The Supreme Court improvidently exercised its discretion in, sua sponte, directing the dismissal of the complaint with prejudice and the cancellation of the notice of pendency ( cf. Martocci v Bowaskie Ice House, LLC, 31 AD3d 1021, cert denied 552 US 918). The failure of the plaintiff to strictly comply with the Supreme Court's directive to submit an affidavit by an officer of HSBC explaining why HSBC would purchase a nonperforming loan from Delta Funding Corporation and why HSBC, Ocwen, MERS, Deutsche Bank, and Goldman Sachs all share office space did not constitute a sufficient ground upon which to direct the dismissal of the complaint and to direct the cancellation of the notice of pendency ( see HSBC Bank USA, N.A. v Betts, 67 AD3d 735; Daniels v King Chicken Stuff, Inc., 35 AD3d 345; cf. Bennett v Acosta, 68 AD3d 910; Shinn v City of New York, 65 AD3d 621; Skeete v Bell, 292 AD2d 371; Jakco Inc. v Fiore, 285 AD2d 582).

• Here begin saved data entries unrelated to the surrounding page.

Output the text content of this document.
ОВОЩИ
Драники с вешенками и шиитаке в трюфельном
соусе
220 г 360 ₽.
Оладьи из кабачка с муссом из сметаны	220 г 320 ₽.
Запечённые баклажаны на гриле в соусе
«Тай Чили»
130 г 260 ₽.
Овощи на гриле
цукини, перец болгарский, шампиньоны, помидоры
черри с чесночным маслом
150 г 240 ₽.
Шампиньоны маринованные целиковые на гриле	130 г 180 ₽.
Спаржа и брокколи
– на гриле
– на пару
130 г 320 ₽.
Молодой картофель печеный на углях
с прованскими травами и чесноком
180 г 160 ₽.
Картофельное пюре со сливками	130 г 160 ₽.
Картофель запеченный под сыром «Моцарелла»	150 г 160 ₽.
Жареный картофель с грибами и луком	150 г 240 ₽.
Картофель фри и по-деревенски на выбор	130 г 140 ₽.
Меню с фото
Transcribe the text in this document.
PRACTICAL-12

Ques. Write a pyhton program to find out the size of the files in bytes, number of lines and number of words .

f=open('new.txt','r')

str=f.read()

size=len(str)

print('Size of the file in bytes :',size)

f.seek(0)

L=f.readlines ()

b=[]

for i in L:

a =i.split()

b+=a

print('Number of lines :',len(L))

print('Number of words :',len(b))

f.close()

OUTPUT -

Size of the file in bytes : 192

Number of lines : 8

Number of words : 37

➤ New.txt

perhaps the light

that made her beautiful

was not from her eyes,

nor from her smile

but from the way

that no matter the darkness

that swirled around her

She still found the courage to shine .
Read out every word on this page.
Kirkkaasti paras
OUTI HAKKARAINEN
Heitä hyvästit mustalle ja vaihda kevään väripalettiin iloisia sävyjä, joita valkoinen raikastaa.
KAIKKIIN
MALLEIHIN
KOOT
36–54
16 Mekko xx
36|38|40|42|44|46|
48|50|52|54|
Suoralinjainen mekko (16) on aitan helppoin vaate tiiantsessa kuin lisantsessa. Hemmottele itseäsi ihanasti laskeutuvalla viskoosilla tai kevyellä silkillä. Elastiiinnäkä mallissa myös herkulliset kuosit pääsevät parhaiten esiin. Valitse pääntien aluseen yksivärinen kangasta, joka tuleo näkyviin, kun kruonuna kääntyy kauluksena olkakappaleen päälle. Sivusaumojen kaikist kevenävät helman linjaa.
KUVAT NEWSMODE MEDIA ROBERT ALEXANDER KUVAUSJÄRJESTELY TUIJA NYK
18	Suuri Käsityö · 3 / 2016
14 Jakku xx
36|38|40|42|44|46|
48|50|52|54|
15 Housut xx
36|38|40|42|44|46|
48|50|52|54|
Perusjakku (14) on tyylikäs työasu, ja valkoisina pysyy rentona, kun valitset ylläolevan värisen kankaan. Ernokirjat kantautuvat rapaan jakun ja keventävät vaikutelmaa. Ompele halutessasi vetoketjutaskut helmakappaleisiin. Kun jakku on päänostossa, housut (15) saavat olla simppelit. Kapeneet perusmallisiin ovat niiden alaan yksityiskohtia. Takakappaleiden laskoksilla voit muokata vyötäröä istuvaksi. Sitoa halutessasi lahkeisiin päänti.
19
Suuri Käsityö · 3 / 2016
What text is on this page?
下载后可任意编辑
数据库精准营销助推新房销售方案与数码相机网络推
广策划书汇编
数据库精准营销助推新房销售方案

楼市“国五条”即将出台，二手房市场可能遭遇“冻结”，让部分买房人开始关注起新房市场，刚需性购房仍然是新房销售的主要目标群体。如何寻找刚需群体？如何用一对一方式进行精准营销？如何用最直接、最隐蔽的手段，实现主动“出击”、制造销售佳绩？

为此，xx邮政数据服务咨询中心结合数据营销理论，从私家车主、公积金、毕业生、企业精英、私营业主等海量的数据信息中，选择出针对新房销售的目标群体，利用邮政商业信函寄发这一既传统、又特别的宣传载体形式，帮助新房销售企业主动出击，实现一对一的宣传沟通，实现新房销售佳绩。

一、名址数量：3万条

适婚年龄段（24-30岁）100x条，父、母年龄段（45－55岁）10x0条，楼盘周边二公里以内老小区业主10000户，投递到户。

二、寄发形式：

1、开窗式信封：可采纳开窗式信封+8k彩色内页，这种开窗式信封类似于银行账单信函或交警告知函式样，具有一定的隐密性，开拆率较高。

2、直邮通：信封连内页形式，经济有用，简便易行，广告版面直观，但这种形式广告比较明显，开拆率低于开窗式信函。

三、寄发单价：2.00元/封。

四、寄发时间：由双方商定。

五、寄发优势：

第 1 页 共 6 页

The plaintiffs contention that the Supreme Court erred in requiring it to provide the affidavits at issue as a condition for granting its motion is not properly before this Court, as the plaintiff did not appeal from the order dated January 30, 2008 ( see Boodoo v Albee Dental Care, 67 AD3d 717, 718).
[Prior Case History: 21 Misc 3d 1124(A), 2008 NY Slip Op 52167(U).]